De fato, pouco demorou para
que as nuvens levassem sua carga em direção ao vale, desfazendo-se ao longe. E
o sol acendeu-se num céu tão enxuto e limpo que parecia novo. Aquecia-se ao sol
a antiga umidade guardada entre pedras e grotas. Vindas daquele calor, talvez,
daqueles vapores abafados no escuro silêncio, longas serpentes negras começaram
a deslizar para a luz.
Os homens só se deram conta
da temível presença quando os campos abaixo da aldeia já estavam invadidos. Com
asco e horror as encontravam de repente enroscadas no cabo de um enxada, no
fundo de um cesto, ou brilhando entre os sulcos. Eram tantas. De nada
adiantavam caçá-las; cortadas ao meio ou degoladas por facão ou foice
multiplicavam-se, cada parte adquirindo vida própria e afastando-se como se
recém-saída do ovo.
Quase não lhes bastassem os
campos, começaram a deslizar em direção à aldeia. Em breve bastou afastar um
móvel, abrir um armário, para encontrar uma serpente enovelada. Qualquer
cobertor, qualquer travesseiro, qualquer manta ou almofada podia ser seu ninho.

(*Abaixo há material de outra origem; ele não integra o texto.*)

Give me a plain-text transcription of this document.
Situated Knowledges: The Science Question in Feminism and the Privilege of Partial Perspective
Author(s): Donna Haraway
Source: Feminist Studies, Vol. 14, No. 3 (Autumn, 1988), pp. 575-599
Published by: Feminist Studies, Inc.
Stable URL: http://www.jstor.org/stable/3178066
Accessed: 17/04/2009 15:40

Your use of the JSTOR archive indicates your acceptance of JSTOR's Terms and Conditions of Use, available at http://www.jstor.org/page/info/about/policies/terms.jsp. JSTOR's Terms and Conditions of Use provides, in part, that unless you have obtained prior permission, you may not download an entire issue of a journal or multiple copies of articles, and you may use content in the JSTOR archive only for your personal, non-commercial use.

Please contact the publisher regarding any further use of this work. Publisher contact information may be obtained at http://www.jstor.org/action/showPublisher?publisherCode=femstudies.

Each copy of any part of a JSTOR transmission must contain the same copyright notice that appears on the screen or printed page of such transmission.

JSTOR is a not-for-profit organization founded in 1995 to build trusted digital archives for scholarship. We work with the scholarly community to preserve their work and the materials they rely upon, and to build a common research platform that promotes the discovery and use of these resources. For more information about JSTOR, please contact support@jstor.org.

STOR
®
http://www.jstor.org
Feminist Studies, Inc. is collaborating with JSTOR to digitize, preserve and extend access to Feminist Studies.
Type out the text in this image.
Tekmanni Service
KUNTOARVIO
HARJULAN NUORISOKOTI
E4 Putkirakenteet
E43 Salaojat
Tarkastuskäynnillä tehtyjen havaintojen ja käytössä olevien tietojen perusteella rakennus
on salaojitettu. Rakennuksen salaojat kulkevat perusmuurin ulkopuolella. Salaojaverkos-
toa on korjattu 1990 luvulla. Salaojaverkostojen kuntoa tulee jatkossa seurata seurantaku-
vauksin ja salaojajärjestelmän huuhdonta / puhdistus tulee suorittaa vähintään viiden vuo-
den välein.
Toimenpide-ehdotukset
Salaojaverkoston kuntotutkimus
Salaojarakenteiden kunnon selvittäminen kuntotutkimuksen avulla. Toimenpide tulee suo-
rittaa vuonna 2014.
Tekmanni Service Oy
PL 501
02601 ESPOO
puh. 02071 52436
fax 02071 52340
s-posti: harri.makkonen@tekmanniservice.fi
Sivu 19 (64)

E entre as achas de lenha, entre as talhas de azeite, entre os gravetos e as
cinzas do fogão, entre os grãos nas despensas, por toda parte e em todo canto
cobras ondulavam suas espirais.
- São os cabelos das
mulheres! - exclamaram afinal os aldeões sem necessidade de reunir os sábios. E
as mulheres riram, escondendo o rosto nos lenços e nos xales com que cobriam
suas cabeças. - Acabem com isso! - ordenaram-lhes os sábios. E não se referiam
ao riso, mas às serpentes. E com voz que não admitia réplica, repetiram -
Acabem com isso, mulheres!
Mas como acabar com o
flagelo se lhes faltava o remédio? - responderam as mulheres. E acrescentaram -
Cabelos. Para acabar com esses, precisamos dos nossos. E cabelos elas não
tinham. Parecia inútil procurar. Por baixo dos lenços apenas uma leve penugem
despontava. Nenhuma mulher havia sido poupada. Ainda assim procuraram de casa
em casa, mesmo nas mais distantes, até que, escondida entre as saias das irmãs
mais velhas no fundo de um casebre, encontraram uma menina. Uma menina pequena,
tão pequena que ao tempo das chuvas havia sido confundida com um menino. Uma
menina pequena, com um rabichinho magro.
Desatado o cordão que
prendia o rabicho, os cabelos desceram cobrindo as orelhas. A mãe colheu um
fio, enfio-o numa agulha. Todos olhavam. Todos viram a mãe levantar uma pedra,
suspender a serpente que ali se abrigava e, com pontos firmes, coser-lhe a
boca. Todos viram a serpente afastar-se deslizando ladeira abaixo. O rabicho da
menina já era apenas um fio quando a última ondulação negra desceu a encosta e
a grama fechou-se sobre o seu rastro.
E passado algum tempo, a
serenidade havia voltado à aldeia. Sem que, porém, viesse com ela a alegria. O
frio demorava-se, sem abrir caminho à primavera. As mulheres caminhavam no vento
com a cabeça coberta, todas elas envoltas em panos. As brotações tardavam, as
sementes não germinavam na terra gelada, nem chegavam as aves migrantes.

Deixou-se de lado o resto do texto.